Гибель Византии (сборник) - Гюг ле Ру
Шрифт:
Интервал:
Закладка:
В этом отношении она особенно хлопотала о судьбе актрис и погибших женщин. Выйдя из этой среды, она была хорошо знакома с тем унижением и нищетой, каким подвергались женщины. Кто знает, не на нее ли намекает осторожно Юстиниан в одном из своих приказов, касавшихся упорядочения нравственных отношений, говоря, что давно уже одно лицо известило его подробно о царствующем в Константинополе разврате и побудило его принять спасительные меры для его искоренения. Феодора приложила все усилия, чтобы поднять в общественном мнении актрис и облегчить их положение, позволяя им покидать по желанию сцену, уничтожая препятствия к их браку с порядочными людьми. В Византийском обществе той эпохи вошло в обычай заставлять женщин поступать в актрисы помимо их желания и обязывать их не покидать ни в каком случае их профессии. Закон, изданный при Юстиниане, отменял силу подобных контрактов и даже позволял актрисе нарушать их, хотя они и были скреплены клятвой, от которой, ради спасения женщины, Феодора нашла возможность разрешать несчастных. Строгие наказания налагались на заключавших подобные контракты антрепренеров; кроме конфискации имущества и изгнания, их присуждали к штрафу в пользу актрисы, которая пожелала бы вернуться на честный путь. Актрисы таким образом могли заключать браки с высокопоставленными людьми, не испрашивая, как это пришлось в свое время сделать племяннику Юстина, разрешения императора. Действие закона распространялось и на дочерей актрис с условием: они не должны были возвращаться на сцену.

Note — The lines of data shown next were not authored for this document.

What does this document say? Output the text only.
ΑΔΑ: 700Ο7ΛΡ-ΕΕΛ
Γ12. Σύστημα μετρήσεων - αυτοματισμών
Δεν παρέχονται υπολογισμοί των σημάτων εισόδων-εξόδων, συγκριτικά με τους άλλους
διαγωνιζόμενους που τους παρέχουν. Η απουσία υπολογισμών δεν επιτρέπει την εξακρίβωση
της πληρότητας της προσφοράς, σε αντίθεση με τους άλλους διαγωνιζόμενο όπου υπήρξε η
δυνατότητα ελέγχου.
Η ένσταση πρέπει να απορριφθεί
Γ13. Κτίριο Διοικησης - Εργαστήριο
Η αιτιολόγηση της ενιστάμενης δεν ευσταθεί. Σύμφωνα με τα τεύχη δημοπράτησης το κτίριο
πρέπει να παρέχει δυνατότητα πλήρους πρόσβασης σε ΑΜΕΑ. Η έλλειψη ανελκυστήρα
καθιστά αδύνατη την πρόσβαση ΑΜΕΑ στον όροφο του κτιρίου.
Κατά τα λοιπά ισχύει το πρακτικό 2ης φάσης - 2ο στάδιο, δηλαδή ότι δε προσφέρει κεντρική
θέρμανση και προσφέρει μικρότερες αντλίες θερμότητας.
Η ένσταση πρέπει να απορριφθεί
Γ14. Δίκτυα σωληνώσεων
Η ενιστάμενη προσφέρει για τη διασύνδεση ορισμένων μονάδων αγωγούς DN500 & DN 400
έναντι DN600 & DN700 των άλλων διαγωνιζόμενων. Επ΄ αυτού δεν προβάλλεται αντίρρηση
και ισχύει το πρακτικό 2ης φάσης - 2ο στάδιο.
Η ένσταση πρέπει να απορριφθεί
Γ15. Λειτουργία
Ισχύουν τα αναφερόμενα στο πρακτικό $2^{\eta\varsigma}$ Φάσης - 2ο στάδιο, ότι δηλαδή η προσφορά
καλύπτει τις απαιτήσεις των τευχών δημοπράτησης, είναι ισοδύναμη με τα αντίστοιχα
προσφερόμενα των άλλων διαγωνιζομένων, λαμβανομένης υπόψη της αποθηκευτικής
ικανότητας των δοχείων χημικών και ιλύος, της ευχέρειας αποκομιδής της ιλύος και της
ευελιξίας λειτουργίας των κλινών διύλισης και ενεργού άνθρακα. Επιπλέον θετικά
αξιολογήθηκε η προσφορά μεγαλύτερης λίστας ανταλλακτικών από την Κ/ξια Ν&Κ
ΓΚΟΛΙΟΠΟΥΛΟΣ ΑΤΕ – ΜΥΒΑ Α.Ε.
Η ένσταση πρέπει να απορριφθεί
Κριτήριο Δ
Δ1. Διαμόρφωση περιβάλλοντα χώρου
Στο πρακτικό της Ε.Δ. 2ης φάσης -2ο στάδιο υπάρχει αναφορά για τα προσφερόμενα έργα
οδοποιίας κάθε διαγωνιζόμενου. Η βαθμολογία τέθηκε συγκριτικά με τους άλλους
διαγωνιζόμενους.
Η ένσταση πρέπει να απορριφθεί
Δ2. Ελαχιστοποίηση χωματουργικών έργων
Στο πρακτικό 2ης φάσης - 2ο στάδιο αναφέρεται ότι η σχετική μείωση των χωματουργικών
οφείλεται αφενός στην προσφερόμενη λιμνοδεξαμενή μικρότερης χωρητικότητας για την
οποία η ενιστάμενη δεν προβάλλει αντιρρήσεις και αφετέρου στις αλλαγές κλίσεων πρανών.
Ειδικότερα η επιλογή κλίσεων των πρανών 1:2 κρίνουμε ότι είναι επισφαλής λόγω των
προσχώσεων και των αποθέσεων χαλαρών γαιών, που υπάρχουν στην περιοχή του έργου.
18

Но, в качестве строгой охранительницы общественной нравственности, Феодора прилагала особенные усилия «к оздоровлению столицы». Видную роль в низших слоях играла, как известно, деятельность «ленонов», увлекавших в ряды погибших женщин много несчастных, польстившихся на их заманчивые обещания. В публичных домах женщины удерживались против их воли в силу различных обязательств по отношению к их хозяевам. Феодора решила положить этому конец. Новый закон, под страхом смертной казни, запрещал совращать девушек. Дома закрыли, вернув содержавшимся в них женщинам внесенные ими залоги, и строго запретили открывать новые, а «ленонов» изгнали, как нарушителей общественной нравственности. Феодора сама следила за исполнением этих законов и заботилась, по словам хроникера, об освобождении несчастных погибших женщин, раздавленных бременем их постыдного рабства. По приказанию императрицы всех «ленонов» собрали в один прекрасный день во дворец, и императрица заставила их сказать, сколько денег заплатили они родственникам несчастных жертв. Когда они объявили, что каждая девушка обошлась им в общем по пяти золотых, императрица выкупила несчастных на собственные деньги и, снабдив каждую публичную женщину новой одеждой и деньгами, распустила их по домам.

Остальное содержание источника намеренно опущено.